A/N: One last small installment, that I literally wrote in the space of 15 minutes tonight. I'm working on a one-shot (which may turn into a multichap) set a few years after this. It's angsty and fluffy and just generally has a lot of stuff going on in it, but that's all I'm saying for now.

In the meantime, I hope you enjoy this final little addition. I'm dedicating it to hopsjollyhigh, who's the biggest enabler I know.


He is woken by movement, and his eyes flutter open to the blurry sight of Christine, kneeling beside him and stroking his hair. Her makeup is smudged, and his heart stutters at the sudden wonder of her here before him, as if she has been plucked right from his dreams.

She brushes a kiss lightly to his forehead, and he reaches up to catch her hand, twine their fingers.

Christ, but she's beautiful.

"I have a nine o'clock lecture," she whispers, her voice hoarse from sleep, from the singing and drinking and laughing.

"What—" he has to cough to clear the gravel from his own throat, "what time is it?"

"Seven. I want to change and get something to eat. And Nan will want to see that I'm all in one piece." And she grins lopsidedly at him, and kisses his cheek. For a moment he struggles to remember who Nan is, but it is Lilly Valerius, her godmother that she lives with.

Though he has never met the woman, he feels an odd kinship with her. He, too, would want to make sure Christine was all in one piece if he had not seen her all night.

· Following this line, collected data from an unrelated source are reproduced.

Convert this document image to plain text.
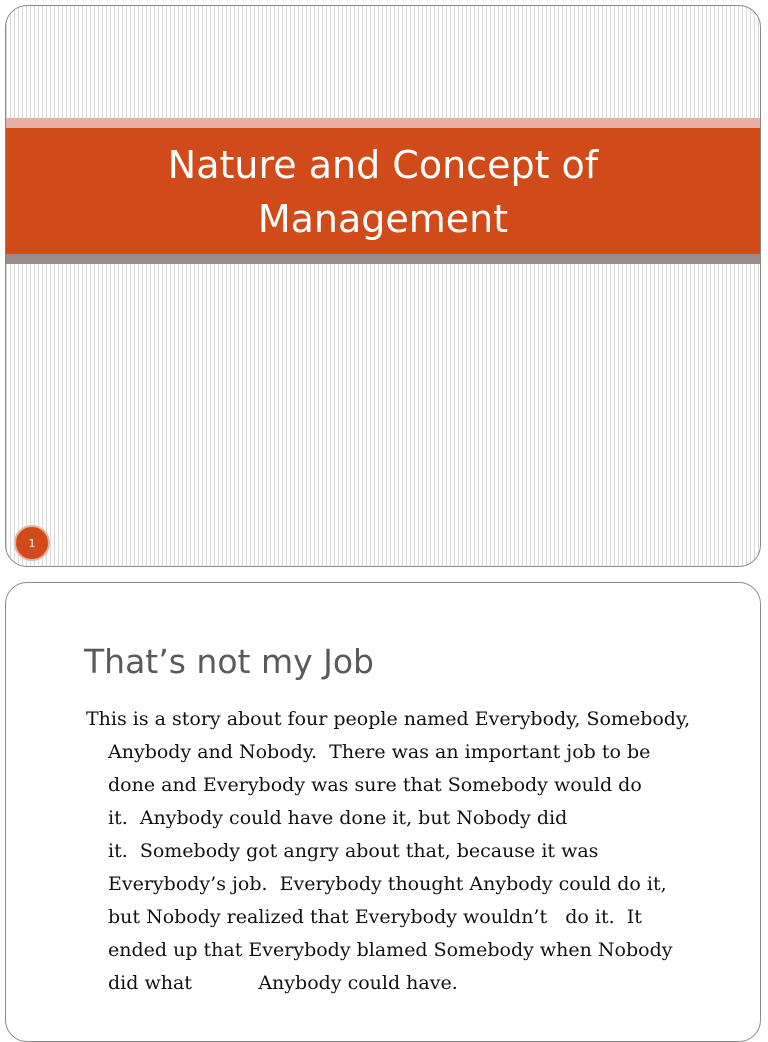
Nature and Concept of
Management
1
That’s not my Job

This is a story about four people named Everybody, Somebody,
Anybody and Nobody.  There was an important job to be
done and Everybody was sure that Somebody would do
it.  Anybody could have done it, but Nobody did
it.  Somebody got angry about that, because it was
Everybody’s job.  Everybody thought Anybody could do it,
but Nobody realized that Everybody wouldn’t   do it.  It
ended up that Everybody blamed Somebody when Nobody
did what           Anybody could have.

There is just one thing on his mind.

"Will I see you later?" And he brushes his lips to her knuckles.

"Are you free for lunch?"

Lunch. Did he have anything planned? No, he was going to skip it. She probably wouldn't like him skipping it. He can skip it Monday instead and it would work out the same. "I am if John Henry isn't interrogating me." Lunch with Christine will be an excellent excuse to escape the clutches of John Henry, who is going to be absolutely insufferable all morning with his knowing looks and questions. And lunch with Christine is also going to save him from Nadir, who is going to be unbearably smug. Didn't I tell you Tinder was a great thing? And you wanted to back out? Look where you are now. No, the one thing he certainly does not need is Nadir's I told you so routine.

"Then it's a date." And she kisses him again, her lips soft against his as he sighs into her mouth. Oh but he'd spend all morning kissing her if he could, and lectures bedamned.

A faint memory comes to him, of declaring his love in the early hours as she kissed him. And she said it back. She said it back and he could have died with the way his heart throbbed with feelings, and his eyes water again to think of it. She said it back. She loves him.

And he swallows, and brushes his thumb over the back of her hand, looking into her eyes. So blue. How did he never notice before how blue they are? Like the sky on a summer's day, with flecks of a darker shade like the dress she's wearing. If he could he'd capture that precise shade and wrap it around his heart forever. "I love you," he murmurs, to be sure she knows it's true, that it was not just the kissing talking, the alcohol and adrenaline of simply being with her, that he truly means it, with every single fibre of his being.

And she smiles again, a softer smile that makes his heart soar. "I love you, too."

And with one more peck to his cheek, she's gone. And his eyes water with missing her already.


He puts his phone charging, boils the kettle for tea and takes his medication with a slice of cold pizza. The remaining couple of slices he puts in the fridge for dinner. And he showers and combs his hair and half thinks he can still feel her hand smoothing through it, and inspects his cheek to be sure there's no rash coming up from the makeup being on so long. Then he rubs in some moisturiser. It can have an hour to recover before he needs to put on the makeup again.

He really needs to save up for another mask.

There is no point in trying to snatch any more sleep. He knows well he would just lie awake, dreaming of her, wishing she were back in his arms. And he cannot settle to compose, though he needs to write for her, burns to. She needs all the pieces he could ever hope to put together, deserves them all dedicated to her. He cannot capture her in poetry, has always been useless at sketching or painting or sculpting. The only tribute he can pay is to make music for her, and he is helpless to do even that now, hasn't a hope of settling to it.

He turns on his laptop, connects it to the speaker, and presses play on the playlist he's made for her. All the songs trying to capture the sheer longing within him to breathe her in and hold her forever. And with the misty morning light filtering through the blinds, he closes his eyes and wraps his arms around himself, and sways slowly, dreaming that he is holding her again.